En parlant de l’album « The Great Collapse », vous aviez tourné un clip vidéo engagé pour le morceau "Black Mammoth". Celui-ci mettait en scène une communauté amérindienne qui subissait la déforestation et l’exploitation de ses terres par des multinationales peu soucieuses de leur sort. Te souviens-tu des raisons pour lesquelles tu as choisi d'en parler à cette époque ?
"Black Mammoth" aborde en effet le sujet des luttes menées par les Amérindiens contre les projets d’implantation d’un gigantesque oléoduc dans le Dakota. La façon dont ce projet a été imposé aux populations locales s’apparentait à un tour de force de la société Energy Transfer Partners, pour qui la vie de ces communautés était le cadet de ces soucis. Ce clip a beaucoup fait parler de lui et il a amené certaines personnes à prendre conscience de ce qui se passait dans ces territoires à ce moment-là. Personne dans ce pays ne devrait se voir refuser ses droits ou se faire vandaliser son lieu de vie, c’est aussi simple que cela.

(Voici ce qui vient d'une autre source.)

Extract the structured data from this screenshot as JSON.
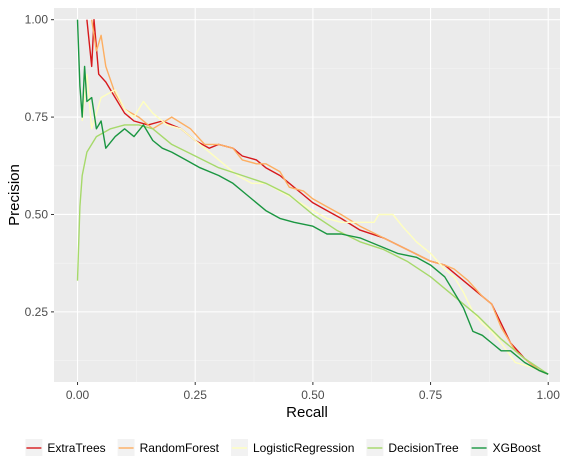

En tant que membre fondateur de FIT FOR AN AUTOPSY, quels sont les moments marquants de la vie du groupe lorsque tu regardes dans le rétroviseur ?
Chacun de nos albums compte beaucoup parce qu’ils symbolisent tous une étape que nous avons franchie ensemble, la signature avec Nuclear Blast a tenu elle aussi un rôle-clé dans notre ascension mais le plus important n’est pas là. Je dirais que cela concernerait notre line-up actuel qui n’a jamais aussi été soudé, il y a au sein de FIT FOR AN AUTOPSY un véritable esprit de famille, une solidarité, une envie d’aller de l’avant qui nous porte tous les six au quotidien. C’est cela qui compte le plus pour nous.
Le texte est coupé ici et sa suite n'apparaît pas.